Dreams are what life is all about isn't it. Not the weird dreams where you think you are in a star wars type battle defending your house like it was Hans Solo's ship against some Matrix like creature. I mean dreams that you have when you are old enough to not only dream your dreams, but make a serious run at them. What did you dream about doing/having when you were seventeen, what did you dream about doing/having when you were 21, what do you dream about doing/having now. I am sure that the goal was different at all those stages of life, but at that very moment, there was nothing in life you wanted more.
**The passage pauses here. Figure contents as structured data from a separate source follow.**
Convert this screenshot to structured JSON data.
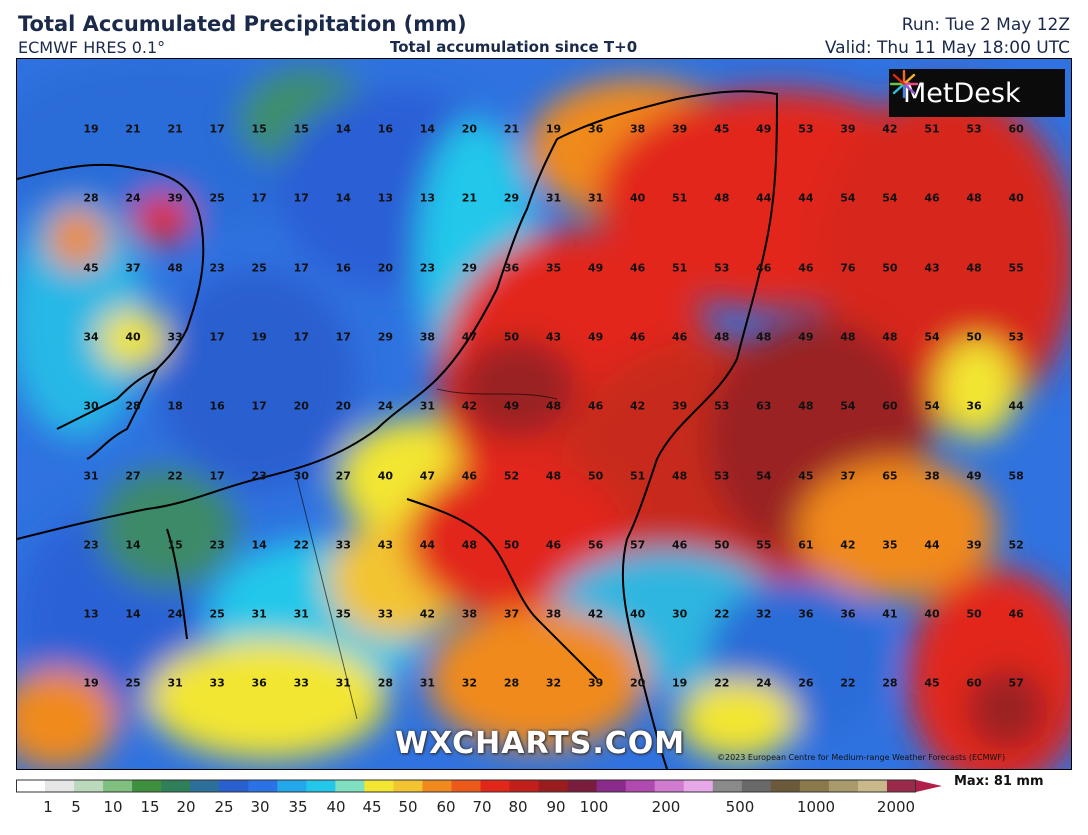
{
  "header": {
    "title": "Total Accumulated Precipitation (mm)",
    "model": "ECMWF HRES 0.1°",
    "subtitle": "Total accumulation since T+0",
    "run": "Run: Tue 2 May 12Z",
    "valid": "Valid: Thu 11 May 18:00 UTC"
  },
  "map": {
    "logo_text": "MetDesk",
    "watermark": "WXCHARTS.COM",
    "copyright": "©2023 European Centre for Medium-range Weather Forecasts (ECMWF)",
    "grid_values": [
      [
        19,
        21,
        21,
        17,
        15,
        15,
        14,
        16,
        14,
        20,
        21,
        19,
        36,
        38,
        39,
        45,
        49,
        53,
        39,
        42,
        51,
        53,
        60
      ],
      [
        28,
        24,
        39,
        25,
        17,
        17,
        14,
        13,
        13,
        21,
        29,
        31,
        31,
        40,
        51,
        48,
        44,
        44,
        54,
        54,
        46,
        48,
        40
      ],
      [
        45,
        37,
        48,
        23,
        25,
        17,
        16,
        20,
        23,
        29,
        36,
        35,
        49,
        46,
        51,
        53,
        46,
        46,
        76,
        50,
        43,
        48,
        55
      ],
      [
        34,
        40,
        33,
        17,
        19,
        17,
        17,
        29,
        38,
        47,
        50,
        43,
        49,
        46,
        46,
        48,
        48,
        49,
        48,
        48,
        54,
        50,
        53
      ],
      [
        30,
        28,
        18,
        16,
        17,
        20,
        20,
        24,
        31,
        42,
        49,
        48,
        46,
        42,
        39,
        53,
        63,
        48,
        54,
        60,
        54,
        36,
        44
      ],
      [
        31,
        27,
        22,
        17,
        23,
        30,
        27,
        40,
        47,
        46,
        52,
        48,
        50,
        51,
        48,
        53,
        54,
        45,
        37,
        65,
        38,
        49,
        58
      ],
      [
        23,
        14,
        15,
        23,
        14,
        22,
        33,
        43,
        44,
        48,
        50,
        46,
        56,
        57,
        46,
        50,
        55,
        61,
        42,
        35,
        44,
        39,
        52
      ],
      [
        13,
        14,
        24,
        25,
        31,
        31,
        35,
        33,
        42,
        38,
        37,
        38,
        42,
        40,
        30,
        22,
        32,
        36,
        36,
        41,
        40,
        50,
        46
      ],
      [
        19,
        25,
        31,
        33,
        36,
        33,
        31,
        28,
        31,
        32,
        28,
        32,
        39,
        20,
        19,
        22,
        24,
        26,
        22,
        28,
        45,
        60,
        57
      ]
    ],
    "colors": {
      "dry": "#f4f4f4",
      "light": "#4a9a4a",
      "moderate": "#2a64e0",
      "cyan": "#22c7ea",
      "yellow": "#f3e631",
      "orange": "#f08a1e",
      "red": "#e2261a",
      "dark_red": "#8b1c1e",
      "purple": "#7a2a8a",
      "coast": "#000000"
    }
  },
  "legend": {
    "ticks": [
      "1",
      "5",
      "10",
      "15",
      "20",
      "25",
      "30",
      "35",
      "40",
      "45",
      "50",
      "60",
      "70",
      "80",
      "90",
      "100",
      "200",
      "500",
      "1000",
      "2000"
    ],
    "max_label": "Max: 81 mm"
  }
}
I remember when I was in college I told a friend that if I had a nice watch and a Mercedes I'd be happy. Within a year I had a Movado and a Mercedes. The total value of the two combined was less than $1,500, but I guess when I stated my goal I never put a value on it, but the names were there. I brought that car with me to Nashville and the driveshaft broke about a month after I moved here (I sold it the whole care to a junkyard for $100) and my watch's battery died over a year ago and it hasn't moved from my jewelry box since. Later in life I said I wanted a home with crown moldings, hardwood floors and some stone work at the end of the driveway, the apartment I moved out of when I got married had all three. It's so funny how you have things, even dumb things like that that in your head. You think, or at least I think, that is what it's all about, and then you realize they don't mean squat. My wife and I are in debt up to our ears from our beautiful but expensive wedding and so while neither one of us are even remotely satisfied with where our careers have taken us we are slaves to the check until all those credit cards are paid off.

So here I am, a man who along with his wife has consciously entered slavery. I am a slave to Discover, Visa and Mastercard in addition to my paycheck, at least for now. Will I take the lessons I have learned in this trap and learn from them, you better believe I will. Have these things motivated me to want to provide certain things for Natalie and for the children we'll hopefully have one day, you better believe it. When I get out of this debt will I want to start chasing dreams again, no question, I just hope that motivation doesn't drive me back into slavery again.